Читаем The Accident полностью

When I was building her this walk-in closet by shaving a few feet off the end of our large bedroom, she’d said to me, “And just so we’re clear, this closet will be completely mine. Yours, that tiny, pitiful, phone-booth-sized thing over there, is all you’re ever going to need, and there’ll be no encroachment into my territory whatsoever.”

“What I’m worried about,” I’d said, “is if I built you an airplane hangar you could fill it, too. Your stuff expands to the space allotted for it. Honest to God, Sheila, how many purses does one person need?”

“How many power tools does one man need that do the same job?”

“Just tell me, right now, there’ll be no spillover. That you’ll never, ever, put anything of yours in my closet, even if it is no bigger than a minibar.”

Instead of answering directly, she’d slipped her arms around me, pushed me up against the wall, and said, “You know what I think this closet is big enough for?”

“I’m not sure. If you tell me, I could get out my measuring tape and check.”

“Oh, there’s definitely something I want to measure.”

Another time.

I stood, now, looking into the closet, wondering what to do with all these things. Maybe it was too soon to think about this. These blouses and sweaters and dresses and skirts and shoes and purses and shoeboxes stuffed with letters and mementos, and all of them carrying her scent, the essence of her that she had left behind.

It made me mournful. And it made me sick.

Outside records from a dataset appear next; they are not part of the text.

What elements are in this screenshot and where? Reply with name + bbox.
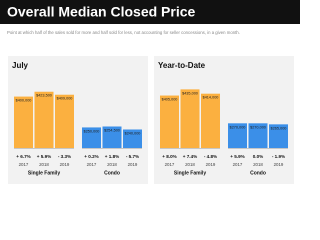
- change-label: - 3.3%: [58, 154, 71, 159]
- bar: [102, 126, 122, 148]
- value-label: $435,000: [182, 91, 198, 95]
- x-tick-label: 2017: [87, 162, 97, 167]
- bar: [269, 124, 288, 148]
- change-label: + 5.9%: [37, 154, 51, 159]
- change-label: 0.0%: [253, 154, 263, 159]
- x-tick-label: 2018: [253, 162, 263, 167]
- subtitle: Point at which half of the sales sold fo…: [7, 30, 240, 35]
- group-label: Single Family: [28, 170, 60, 176]
- bar: [228, 123, 247, 148]
- x-tick-label: 2019: [60, 162, 70, 167]
- group-label: Single Family: [174, 170, 206, 176]
- value-label: $250,000: [84, 129, 100, 133]
- x-tick-label: 2018: [39, 162, 49, 167]
- bar: [201, 93, 220, 148]
- change-label: + 6.7%: [16, 154, 30, 159]
- value-label: $414,000: [203, 96, 219, 100]
- value-label: $240,000: [125, 131, 141, 135]
- group-label: Condo: [250, 170, 266, 176]
- x-tick-label: 2019: [274, 162, 284, 167]
- x-tick-label: 2019: [128, 162, 138, 167]
- value-label: $409,000: [57, 97, 73, 101]
- change-label: - 1.9%: [272, 154, 285, 159]
- panel-title: Year-to-Date: [158, 61, 206, 70]
- change-label: + 7.4%: [183, 154, 197, 159]
- value-label: $423,500: [36, 94, 52, 98]
- bar: [248, 123, 268, 148]
- change-label: - 4.8%: [204, 154, 217, 159]
- x-tick-label: 2017: [165, 162, 175, 167]
- x-tick-label: 2019: [206, 162, 216, 167]
- title-band: [0, 0, 300, 24]
- value-label: $270,000: [230, 125, 246, 129]
- bar: [14, 96, 33, 148]
- value-label: $270,000: [250, 125, 266, 129]
- bar: [82, 127, 101, 148]
- x-tick-label: 2017: [19, 162, 29, 167]
- change-label: + 0.2%: [84, 154, 98, 159]
- title: Overall Median Closed Price: [7, 4, 196, 20]
- value-label: $265,000: [271, 126, 287, 130]
- bar: [180, 89, 200, 148]
- bar: [55, 94, 74, 148]
- x-tick-label: 2018: [185, 162, 195, 167]
- change-label: + 8.0%: [162, 154, 176, 159]
- bar: [123, 129, 142, 148]
- x-tick-label: 2017: [233, 162, 243, 167]
- change-label: - 5.7%: [126, 154, 139, 159]
- value-label: $400,000: [16, 99, 32, 103]
- panel-title: July: [12, 61, 29, 70]
- value-label: $405,000: [162, 98, 178, 102]
- value-label: $254,500: [104, 129, 120, 133]
- change-label: + 1.8%: [105, 154, 119, 159]
- group-label: Condo: [104, 170, 120, 176]
- infographic: Overall Median Closed Price Point at whi…: [0, 0, 300, 184]
- change-label: + 5.9%: [230, 154, 244, 159]
- x-tick-label: 2018: [107, 162, 117, 167]
- bar: [160, 95, 179, 148]
- bar: [34, 91, 54, 148]
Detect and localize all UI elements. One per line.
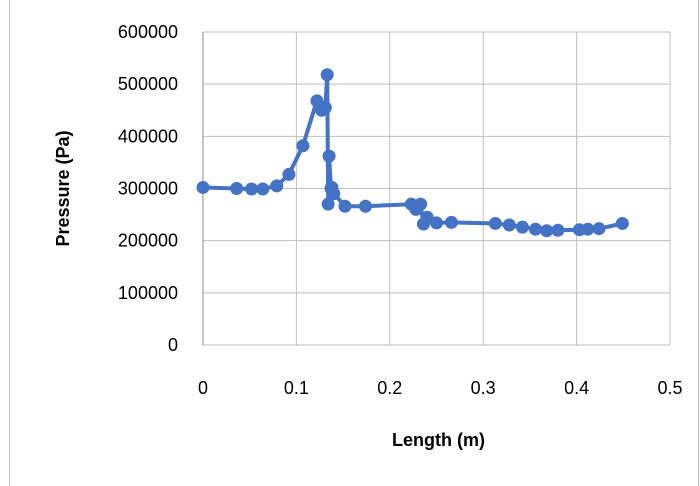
x-tick-label: 0: [198, 378, 208, 398]
data-point: [551, 223, 565, 237]
y-tick-label: 100000: [118, 283, 178, 303]
y-tick-label: 500000: [118, 74, 178, 94]
data-point: [615, 216, 629, 230]
data-point: [338, 199, 352, 213]
y-tick-labels: 0 100000 200000 300000 400000 500000 600000: [118, 22, 178, 355]
data-point: [515, 220, 529, 234]
data-point: [322, 149, 336, 163]
x-tick-label: 0.1: [284, 378, 309, 398]
data-point: [230, 182, 244, 195]
data-point: [256, 182, 270, 196]
data-point: [529, 222, 543, 236]
data-point: [414, 197, 428, 211]
x-tick-labels: 0 0.1 0.2 0.3 0.4 0.5: [198, 378, 683, 398]
chart-frame: [9, 0, 699, 486]
x-tick-label: 0.2: [377, 378, 402, 398]
data-point: [296, 139, 310, 153]
data-point: [245, 182, 259, 196]
data-point: [196, 180, 210, 194]
data-point: [321, 197, 335, 211]
y-tick-label: 400000: [118, 126, 178, 146]
data-point: [420, 210, 434, 224]
data-point: [540, 224, 554, 238]
y-tick-label: 200000: [118, 231, 178, 251]
x-tick-label: 0.5: [657, 378, 682, 398]
data-point: [282, 167, 296, 181]
data-point: [592, 222, 606, 236]
data-point: [359, 199, 373, 213]
x-tick-label: 0.3: [471, 378, 496, 398]
data-point: [502, 218, 516, 232]
data-point: [318, 101, 332, 115]
data-point: [320, 68, 334, 82]
y-axis-title: Pressure (Pa): [53, 130, 73, 246]
data-point: [444, 215, 458, 229]
y-tick-label: 600000: [118, 22, 178, 42]
data-point: [327, 187, 341, 201]
gridlines: [202, 31, 671, 346]
data-point: [488, 216, 502, 230]
data-series: [196, 68, 629, 238]
data-point: [270, 179, 284, 193]
data-point: [430, 216, 443, 230]
x-axis-title: Length (m): [392, 430, 485, 450]
data-point: [581, 222, 595, 236]
x-tick-label: 0.4: [564, 378, 589, 398]
y-tick-label: 300000: [118, 179, 178, 199]
y-tick-label: 0: [168, 335, 178, 355]
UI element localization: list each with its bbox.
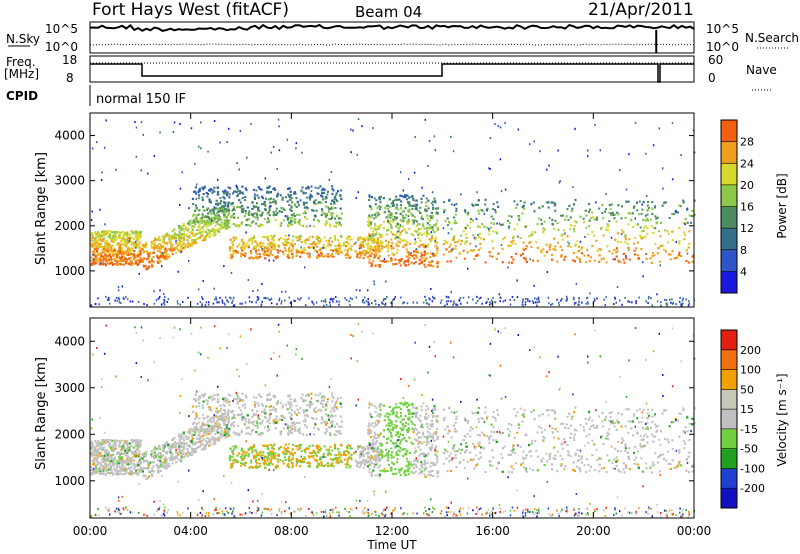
power-cbar-tick-5: 8 <box>740 244 747 257</box>
x-tick-6: 00:00 <box>677 524 712 538</box>
nsky-panel: N.Sky 10^5 10^0 10^5 10^0 N.Search <box>6 21 799 54</box>
velocity-ytick-2: 3000 <box>54 381 85 395</box>
velocity-colorbar: 200 100 50 15 -15 -50 -100 -200 Velocity [m s⁻¹… <box>720 329 789 509</box>
velocity-ylabel: Slant Range [km] <box>34 357 49 470</box>
nave-label: Nave <box>746 63 777 77</box>
station-title: Fort Hays West (fitACF) <box>92 0 289 20</box>
power-cbar-tick-2: 20 <box>740 179 754 192</box>
nsky-tick-bottom: 10^0 <box>45 40 78 54</box>
nsky-tick-top: 10^5 <box>45 22 78 36</box>
power-scatter <box>90 118 696 307</box>
x-tick-4: 16:00 <box>475 524 510 538</box>
cpid-label: CPID <box>6 89 38 103</box>
x-axis-label: Time UT <box>366 538 417 552</box>
nave-tick-top: 60 <box>708 53 723 67</box>
velocity-cbar-tick-6: -100 <box>740 462 765 475</box>
nsearch-tick-bottom: 10^0 <box>706 40 739 54</box>
power-cbar-tick-3: 16 <box>740 201 754 214</box>
velocity-cbar-tick-2: 50 <box>740 383 754 396</box>
freq-panel: Freq. [MHz] 18 8 60 0 Nave <box>4 53 777 91</box>
beam-title: Beam 04 <box>355 3 422 21</box>
velocity-cbar-tick-3: 15 <box>740 403 754 416</box>
freq-trace <box>90 63 694 83</box>
nsearch-label: N.Search <box>745 31 799 45</box>
x-tick-1: 04:00 <box>173 524 208 538</box>
power-ytick-1: 2000 <box>54 219 85 233</box>
freq-label-2: [MHz] <box>4 67 39 81</box>
x-tick-3: 12:00 <box>375 524 410 538</box>
power-colorbar-label: Power [dB] <box>775 173 789 238</box>
power-ylabel: Slant Range [km] <box>34 152 49 265</box>
power-cbar-tick-4: 12 <box>740 222 754 235</box>
cpid-value: normal 150 IF <box>96 92 186 107</box>
velocity-cbar-tick-4: -15 <box>740 423 758 436</box>
freq-tick-bottom: 8 <box>66 71 74 85</box>
date-title: 21/Apr/2011 <box>588 0 694 20</box>
nsearch-tick-top: 10^5 <box>706 22 739 36</box>
nsky-label: N.Sky <box>6 32 40 46</box>
x-tick-0: 00:00 <box>73 524 108 538</box>
freq-label-1: Freq. <box>6 55 36 69</box>
freq-tick-top: 18 <box>62 53 77 67</box>
power-panel: 1000 2000 3000 4000 Slant Range [km] <box>34 112 696 308</box>
power-colorbar: 28 24 20 16 12 8 4 Power [dB] <box>720 119 789 294</box>
velocity-colorbar-label: Velocity [m s⁻¹] <box>775 373 789 466</box>
power-ytick-2: 3000 <box>54 174 85 188</box>
velocity-cbar-tick-0: 200 <box>740 344 761 357</box>
velocity-cbar-tick-1: 100 <box>740 364 761 377</box>
velocity-cbar-tick-7: -200 <box>740 482 765 495</box>
power-ytick-0: 1000 <box>54 264 85 278</box>
velocity-ytick-3: 4000 <box>54 334 85 348</box>
power-cbar-tick-0: 28 <box>740 136 754 149</box>
nsky-trace <box>89 23 695 32</box>
velocity-panel: 1000 2000 3000 4000 00:00 04:00 08:00 12:00 16:… <box>34 113 711 552</box>
velocity-scatter <box>90 323 696 518</box>
x-tick-2: 08:00 <box>274 524 309 538</box>
nave-tick-bottom: 0 <box>708 71 716 85</box>
x-tick-5: 20:00 <box>576 524 611 538</box>
velocity-ytick-0: 1000 <box>54 474 85 488</box>
power-cbar-tick-1: 24 <box>740 157 754 170</box>
velocity-ytick-1: 2000 <box>54 427 85 441</box>
power-ytick-3: 4000 <box>54 129 85 143</box>
nsearch-trace <box>89 43 695 46</box>
power-cbar-tick-6: 4 <box>740 265 747 278</box>
velocity-cbar-tick-5: -50 <box>740 443 758 456</box>
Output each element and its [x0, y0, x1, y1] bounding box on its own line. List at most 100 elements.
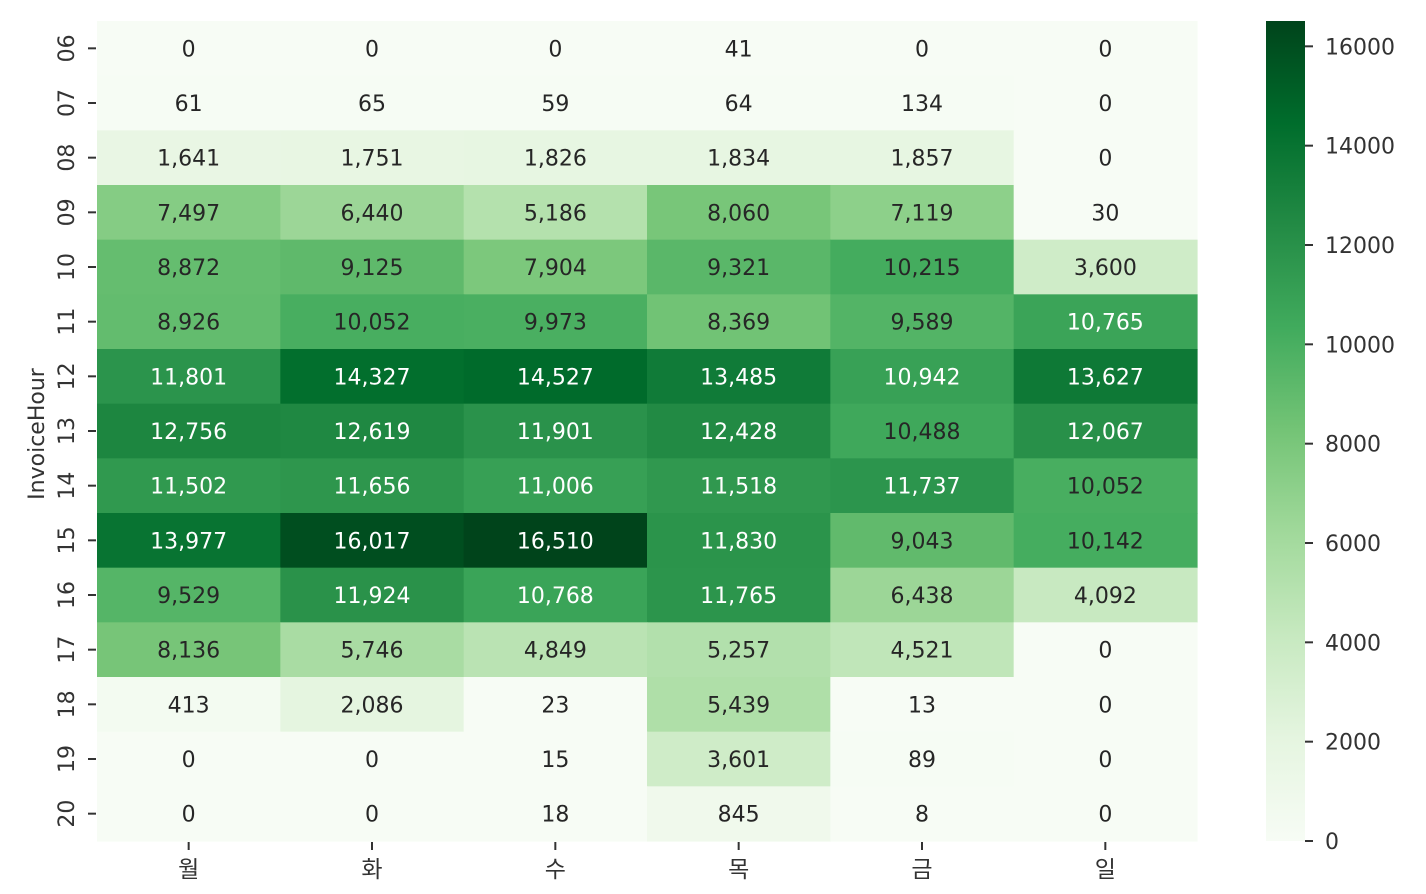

“Goddamn you,” I said under my breath.

I could remember studying, back in my college days, something about the stages of grief. Bargaining, denial, acceptance, anger, depression, and not necessarily in that order. What I couldn’t recall now was whether these were the stages you supposedly went through upon learning you were going to die yourself, or when someone close to you had passed away. It all seemed like horseshit to me back then, and pretty much did now. But I couldn’t deny there was one overwhelming feeling I’d been having these last few days since we’d put Sheila in the ground.

Anger.

I was devastated, of course. I couldn’t believe Sheila was gone, and I was shattered without her. She’d been the love of my life, and now I’d lost her. Sure, I was in grief. When I could find a moment to myself, certain that Kelly would not walk in on me, I gave myself the luxury of falling apart. I was in shock, I felt empty, I was depressed.

But what I really was, was furious. Seething. I’d never felt this kind of anger before. Pure, undiluted rage. And there was no place for it to go.

I needed to talk to Sheila. I had a few questions I wanted to bounce off her.

What in the goddamn hell were you thinking? How could you do this to me? How could you do this to Kelly? What on earth possessed you to do something so monumentally fucking stupid? Who the hell are you, anyway? Where the hell did the smart, head-screwed-on-right girl I married go? Because she sure as hell didn’t get in that car.

The questions kept running through my head. And not just occasionally. They were there every single waking moment.

What made my wife get behind the wheel drunk out of her mind? Why would she have done something so completely out of character? What was going on in her head? What kind of demons had she been keeping from me? When she got into her car that night, totally under the influence, did she have enough sense to know what she was doing? Did she know she could get herself killed, that she could end up killing others?

Were her actions in some way deliberate? Had she wanted to die? Had she secretly been harboring some kind of death wish?

I needed to know. I ached to know. And there was no way to make that ache go away.

Maybe I should have felt sorry for Sheila. Pitied her because, for reasons I couldn’t begin to comprehend, she’d done this astonishingly stupid thing and paid the ultimate price for her bad judgment.

But I didn’t have it in me. All I felt was frustration and rage over what she’d done to those she’d left behind.

“It’s unforgivable,” I whispered to her things. “Absolutely un-”

“Dad?”

I spun around.

Kelly was standing by the bed in a pair of jeans and sneakers and a pink jacket, a backpack slung over one shoulder. She had pulled her hair back into a ponytail, secured with a red scrunchie thing.

“I’m ready,” she said.

“Okay,” I said.

“Didn’t you hear me? I called you, like, a hundred times.”

“Sorry.”

She looked past me into her mother’s closet and frowned accusingly. “What are you doing?”

“Nothing. Just standing here.”

“You’re not thinking about throwing out Mom’s things, are you?”

“I wasn’t really thinking anything. But, yeah, I’ll have to decide what to do with her clothes at some point. I mean, by the time you could wear them they’ll be out of fashion.”

“I don’t want to wear them. I want to keep them.”

“Okay, then,” I said gently.

That seemed to satisfy her. She stood there a moment and then said, “Can you take me now?”

“You’re sure you want to go?” I asked. “You’re ready for this?”